His carvings have won many prizes, and are always superbly graceful and elegant, as well as authentic.
There are White, Yellow, and Blue Corn Maidens, in Hopi lore, all involved in facilitating, the growth, harvest, purity, and enjoyment of corn – the staff of life.
Like most of his work, this lovely kachina is a contemporary rendition, carved with great delicacy, grace and precision.
The simplicity of her stance, with head raised, and gracefully gathered blanket, is almost Asian in feel.
Her hand is carefully detailed, holding an exquisitely carved, realistic sprig of evergreens.
Her long hair is beautiful; carved and fading into a handsome, painted shape at the back. A fully carved eagle feather adorns her hair, on top.
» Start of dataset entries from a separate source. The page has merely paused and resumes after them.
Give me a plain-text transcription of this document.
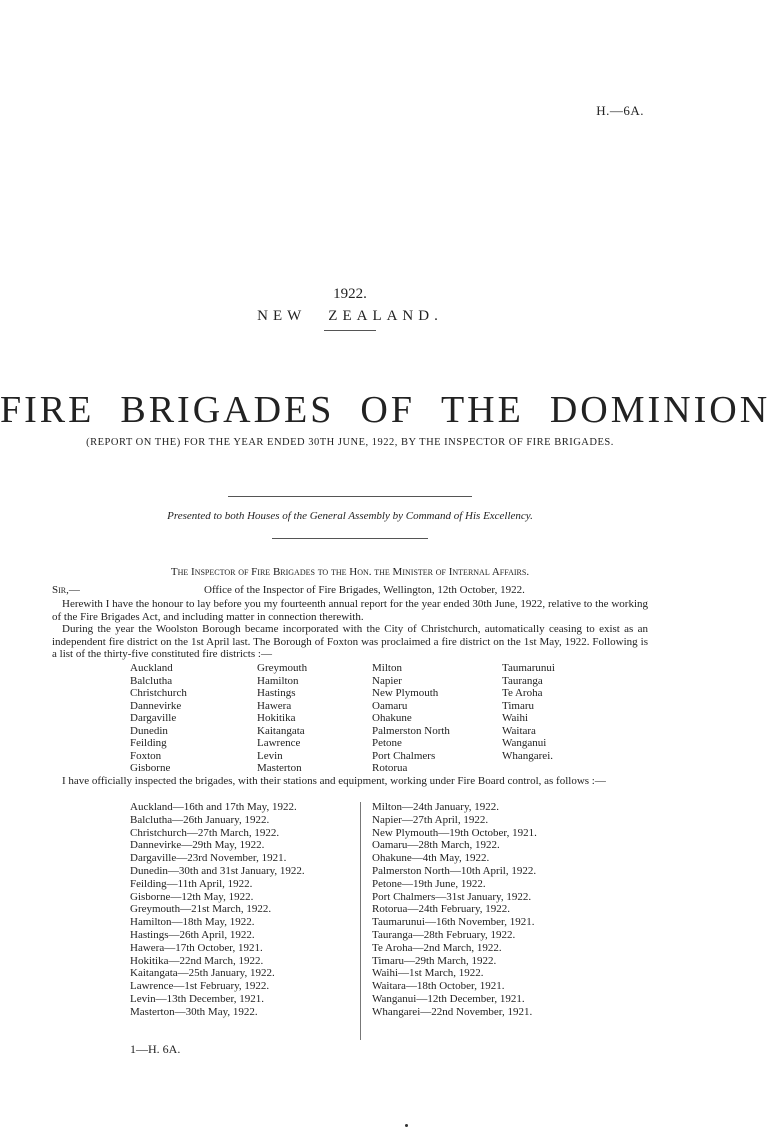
H.—6A.
1922.
NEW ZEALAND.
FIRE BRIGADES OF THE DOMINION
(REPORT ON THE) FOR THE YEAR ENDED 30TH JUNE, 1922, BY THE INSPECTOR OF FIRE BRIGADES.
Presented to both Houses of the General Assembly by Command of His Excellency.
The Inspector of Fire Brigades to the Hon. the Minister of Internal Affairs.
Sir,—	Office of the Inspector of Fire Brigades, Wellington, 12th October, 1922.
Herewith I have the honour to lay before you my fourteenth annual report for the year ended 30th June, 1922, relative to the working of the Fire Brigades Act, and including matter in connection therewith.
During the year the Woolston Borough became incorporated with the City of Christchurch, automatically ceasing to exist as an independent fire district on the 1st April last. The Borough of Foxton was proclaimed a fire district on the 1st May, 1922. Following is a list of the thirty-five constituted fire districts :—
Auckland
Balclutha
Christchurch
Dannevirke
Dargaville
Dunedin
Feilding
Foxton
Gisborne
Greymouth
Hamilton
Hastings
Hawera
Hokitika
Kaitangata
Lawrence
Levin
Masterton
Milton
Napier
New Plymouth
Oamaru
Ohakune
Palmerston North
Petone
Port Chalmers
Rotorua
Taumarunui
Tauranga
Te Aroha
Timaru
Waihi
Waitara
Wanganui
Whangarei.
I have officially inspected the brigades, with their stations and equipment, working under Fire Board control, as follows :—
Auckland—16th and 17th May, 1922.
Balclutha—26th January, 1922.
Christchurch—27th March, 1922.
Dannevirke—29th May, 1922.
Dargaville—23rd November, 1921.
Dunedin—30th and 31st January, 1922.
Feilding—11th April, 1922.
Gisborne—12th May, 1922.
Greymouth—21st March, 1922.
Hamilton—18th May, 1922.
Hastings—26th April, 1922.
Hawera—17th October, 1921.
Hokitika—22nd March, 1922.
Kaitangata—25th January, 1922.
Lawrence—1st February, 1922.
Levin—13th December, 1921.
Masterton—30th May, 1922.
Milton—24th January, 1922.
Napier—27th April, 1922.
New Plymouth—19th October, 1921.
Oamaru—28th March, 1922.
Ohakune—4th May, 1922.
Palmerston North—10th April, 1922.
Petone—19th June, 1922.
Port Chalmers—31st January, 1922.
Rotorua—24th February, 1922.
Taumarunui—16th November, 1921.
Tauranga—28th February, 1922.
Te Aroha—2nd March, 1922.
Timaru—29th March, 1922.
Waihi—1st March, 1922.
Waitara—18th October, 1921.
Wanganui—12th December, 1921.
Whangarei—22nd November, 1921.
1—H. 6A.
Her beard , and the white ropes dangling from her chin, represent rainfall, crucial to the growth of corn, without irrigation.
Moccasins peep out beneath the sweeping drape of the robe, where her form is suggested, as if inside the tightly wrapped blanket.
There is a wide band of green and black stripes, across her shoulders, with a fragile double line in white.
A broad band of “embroidered cloth” finishes her robe, with stepped, and vividly colored rain symbols.
The wood is as meticulously finished as the rest of the piece.
This figure may be smaller than some, but she is just as stately and elegant as Victor’s larger pieces,
She has been carved and painted with the same, meticulous beauty.